Under Article 7(1) of the Directive, a commercial agent is entitled to commission on commercial transactions concluded during the period covered by the agency contract:

(a) where the transaction has been concluded as a result of his action; or

(b) where the transaction is concluded with a third party whom he has previously acquired as a customer for transactions of the same kind.

The Polish courts asked the ECJ if Article 7(1)(b) must be interpreted as a mandatory rule or whether commercial parties are permitted to contractually exclude the agent’s rights.

What did the court decide?

The ECJ ruled that Article 7(1)(b) is a non-mandatory rule and consequently, the parties may choose whether to include, exclude or modify the agent’s rights.

In reaching this conclusion, the ECJ reiterated that the aim of the Directive is to protect commercial agents and making the entitlement to commission under Article 7(1)(b) mandatory would not further this goal. The risk would be that principals might lower the basic commission rate or otherwise reduce agents' remuneration to compensate themselves.
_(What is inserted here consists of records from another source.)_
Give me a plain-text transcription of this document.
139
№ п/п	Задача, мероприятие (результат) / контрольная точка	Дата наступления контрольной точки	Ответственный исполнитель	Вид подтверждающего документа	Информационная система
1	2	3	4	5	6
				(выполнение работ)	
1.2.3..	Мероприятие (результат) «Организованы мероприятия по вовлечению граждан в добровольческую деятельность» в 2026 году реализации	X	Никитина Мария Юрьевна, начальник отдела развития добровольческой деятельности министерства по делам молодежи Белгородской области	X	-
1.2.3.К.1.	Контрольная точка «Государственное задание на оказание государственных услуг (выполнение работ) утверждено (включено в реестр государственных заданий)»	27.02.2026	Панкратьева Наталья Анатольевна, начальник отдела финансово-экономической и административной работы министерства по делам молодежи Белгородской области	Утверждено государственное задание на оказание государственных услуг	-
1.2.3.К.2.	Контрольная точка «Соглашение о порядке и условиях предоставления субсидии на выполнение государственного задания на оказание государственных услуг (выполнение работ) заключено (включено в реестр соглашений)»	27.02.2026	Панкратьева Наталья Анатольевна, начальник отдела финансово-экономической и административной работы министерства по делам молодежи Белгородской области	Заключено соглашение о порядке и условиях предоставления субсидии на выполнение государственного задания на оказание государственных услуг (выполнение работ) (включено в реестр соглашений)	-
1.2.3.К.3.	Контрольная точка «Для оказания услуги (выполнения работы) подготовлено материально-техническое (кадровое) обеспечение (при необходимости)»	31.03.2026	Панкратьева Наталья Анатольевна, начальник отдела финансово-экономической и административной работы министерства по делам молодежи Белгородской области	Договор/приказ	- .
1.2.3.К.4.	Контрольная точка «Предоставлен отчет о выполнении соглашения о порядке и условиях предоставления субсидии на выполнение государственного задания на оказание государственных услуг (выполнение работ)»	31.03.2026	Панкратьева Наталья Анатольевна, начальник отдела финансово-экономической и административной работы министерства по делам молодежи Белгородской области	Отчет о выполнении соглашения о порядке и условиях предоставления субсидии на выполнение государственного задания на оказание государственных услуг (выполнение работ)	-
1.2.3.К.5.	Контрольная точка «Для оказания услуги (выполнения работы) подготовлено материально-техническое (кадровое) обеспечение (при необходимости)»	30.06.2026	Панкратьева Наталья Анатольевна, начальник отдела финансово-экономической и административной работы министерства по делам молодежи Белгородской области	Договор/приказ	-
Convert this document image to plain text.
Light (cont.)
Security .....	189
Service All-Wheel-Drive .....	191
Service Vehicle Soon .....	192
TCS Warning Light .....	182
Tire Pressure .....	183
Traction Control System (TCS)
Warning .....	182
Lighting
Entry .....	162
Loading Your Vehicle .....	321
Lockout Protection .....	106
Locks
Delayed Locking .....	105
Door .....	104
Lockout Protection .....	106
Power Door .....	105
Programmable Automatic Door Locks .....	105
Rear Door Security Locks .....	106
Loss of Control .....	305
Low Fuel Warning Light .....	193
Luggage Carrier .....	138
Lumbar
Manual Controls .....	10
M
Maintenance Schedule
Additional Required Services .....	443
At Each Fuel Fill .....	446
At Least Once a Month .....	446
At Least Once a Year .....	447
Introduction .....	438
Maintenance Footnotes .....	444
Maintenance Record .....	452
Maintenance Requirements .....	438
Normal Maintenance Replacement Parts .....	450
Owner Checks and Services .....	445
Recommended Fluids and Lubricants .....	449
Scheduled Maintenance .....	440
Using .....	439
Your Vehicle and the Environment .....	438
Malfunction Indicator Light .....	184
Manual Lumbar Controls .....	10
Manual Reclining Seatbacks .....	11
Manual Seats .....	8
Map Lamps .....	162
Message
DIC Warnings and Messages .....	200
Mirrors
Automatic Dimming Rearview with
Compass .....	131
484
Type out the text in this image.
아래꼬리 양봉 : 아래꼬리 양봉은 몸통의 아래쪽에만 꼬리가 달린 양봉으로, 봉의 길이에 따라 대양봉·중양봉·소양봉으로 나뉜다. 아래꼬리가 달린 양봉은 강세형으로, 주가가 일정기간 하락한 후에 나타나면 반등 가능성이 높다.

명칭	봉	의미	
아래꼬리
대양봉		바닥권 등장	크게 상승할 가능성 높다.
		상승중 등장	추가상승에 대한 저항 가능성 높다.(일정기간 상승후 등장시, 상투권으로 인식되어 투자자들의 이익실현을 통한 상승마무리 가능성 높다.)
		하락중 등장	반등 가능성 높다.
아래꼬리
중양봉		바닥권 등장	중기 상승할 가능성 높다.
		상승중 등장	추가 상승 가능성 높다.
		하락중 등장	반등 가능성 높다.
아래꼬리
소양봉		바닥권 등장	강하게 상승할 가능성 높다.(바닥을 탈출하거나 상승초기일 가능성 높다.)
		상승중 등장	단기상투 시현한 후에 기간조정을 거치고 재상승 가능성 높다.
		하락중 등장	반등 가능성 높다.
Such conclusion is also reinforced by the stylistic decision to use the word "or" between subsections (a) and (b), implying that the intention of this provision was to offer a choice to the parties.

Key Takeaways

Although these are EU rulings, these decisions are still applicable to the UK as the Directive was implemented in the UK with identical wording by virtue of Commercial Agents (Council Directive) Regulations 1993 (SI 1993/3053) (the “Regulations”).

These decisions serve:

  • as a reminder for principals of the indemnity rights that agent and sub-agents have under the Regulations; and
  • as an incentive for both parties to ensure template agency contracts are duly kept under review to ensure the scope of commissions payable is clearly defined and negotiated.